Das ist kein langsames Schleichen. Seit Beginn des Konflikts mit Iran Ende Februar stieg der Preis im Mai sogar auf bis zu 4,55 $ – ein Plus von 54 % gegenüber den Vorkriegswerten nahe 2,96 $. Die Preise entspannten sich im Sommer, fielen im Juli auf 3,93 $, bevor sie diesen Monat sofort wieder über 4,10 $ kletterten.
Der Grund zeigt sich in Echtzeit. Trump sagte diese Woche, es fänden keine Gespräche mit Iran statt, und kündigte zugleich neuen wirtschaftlichen Druck auf Teheran an. Iran erklärt, dass seine Seeblockade in der Straße von Hormus weiterhin besteht. Die Schiffsverkehre durch die Meerenge, die normalerweise ein Fünftel des weltweiten Öls transportiert, laufen noch immer nur mit einem Bruchteil des Vorkriegsvolumens.
Jeder Bundesstaat spürt das. Kalifornien liegt mit 5,66 $ pro Gallone am höchsten, Texas mit 3,60 $ am niedrigsten – aber selbst Texas ist im Jahresvergleich zweistellig gestiegen, kein Bundesstaat bleibt verschont.

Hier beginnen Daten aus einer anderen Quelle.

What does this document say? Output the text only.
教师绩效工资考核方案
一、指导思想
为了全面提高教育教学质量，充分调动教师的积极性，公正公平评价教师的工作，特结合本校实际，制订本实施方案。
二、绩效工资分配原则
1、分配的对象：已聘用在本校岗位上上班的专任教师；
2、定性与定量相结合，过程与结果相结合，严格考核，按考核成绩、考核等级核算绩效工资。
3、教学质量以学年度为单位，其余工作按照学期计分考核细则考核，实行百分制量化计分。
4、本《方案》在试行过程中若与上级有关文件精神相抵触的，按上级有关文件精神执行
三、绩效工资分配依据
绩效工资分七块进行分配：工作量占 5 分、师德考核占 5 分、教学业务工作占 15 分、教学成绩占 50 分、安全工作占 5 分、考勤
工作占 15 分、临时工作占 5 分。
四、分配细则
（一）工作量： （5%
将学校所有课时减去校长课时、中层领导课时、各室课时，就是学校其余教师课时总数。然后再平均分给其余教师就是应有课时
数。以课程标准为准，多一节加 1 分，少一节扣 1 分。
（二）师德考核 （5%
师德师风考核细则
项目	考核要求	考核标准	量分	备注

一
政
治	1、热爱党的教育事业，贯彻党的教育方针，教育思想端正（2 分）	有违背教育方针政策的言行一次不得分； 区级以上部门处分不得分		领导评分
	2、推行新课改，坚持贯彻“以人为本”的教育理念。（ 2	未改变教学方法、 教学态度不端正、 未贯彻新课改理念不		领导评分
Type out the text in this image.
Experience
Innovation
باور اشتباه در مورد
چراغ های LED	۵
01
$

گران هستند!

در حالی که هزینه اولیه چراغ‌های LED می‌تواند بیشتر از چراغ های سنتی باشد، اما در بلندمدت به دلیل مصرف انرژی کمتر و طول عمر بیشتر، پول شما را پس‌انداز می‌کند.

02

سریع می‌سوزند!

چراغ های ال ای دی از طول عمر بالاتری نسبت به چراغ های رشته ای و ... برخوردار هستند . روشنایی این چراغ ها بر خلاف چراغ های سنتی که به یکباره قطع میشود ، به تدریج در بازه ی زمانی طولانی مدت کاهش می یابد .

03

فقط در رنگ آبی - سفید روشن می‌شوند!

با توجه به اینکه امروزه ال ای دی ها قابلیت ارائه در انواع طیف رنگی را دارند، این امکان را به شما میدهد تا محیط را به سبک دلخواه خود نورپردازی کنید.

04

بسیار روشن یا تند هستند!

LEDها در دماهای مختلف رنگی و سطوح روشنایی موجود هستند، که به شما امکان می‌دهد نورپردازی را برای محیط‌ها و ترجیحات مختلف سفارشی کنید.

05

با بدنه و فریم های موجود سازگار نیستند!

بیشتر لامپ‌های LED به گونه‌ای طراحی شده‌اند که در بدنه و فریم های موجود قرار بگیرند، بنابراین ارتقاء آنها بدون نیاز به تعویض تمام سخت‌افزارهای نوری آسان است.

Das hat Bedeutung weit über die Zapfsäule hinaus. Benzinpreise fließen direkt in die Schlagzeilen zur Inflation ein, und höhere Energiekosten wirken sich auf den Versand, Lebensmittel und praktisch jedes Konsumgut aus. Während die Fed abwägt, ob sie mit Zinssenkungen beginnen kann, ziehen geopolitisch getriebene Energiekosten – nicht die inländische Nachfrage – in die entgegengesetzte Richtung.
Die Fed legt Ölpreise nicht fest. Aber sie ist es, die die Inflationsrechnung aufräumen muss, wenn sie anziehen.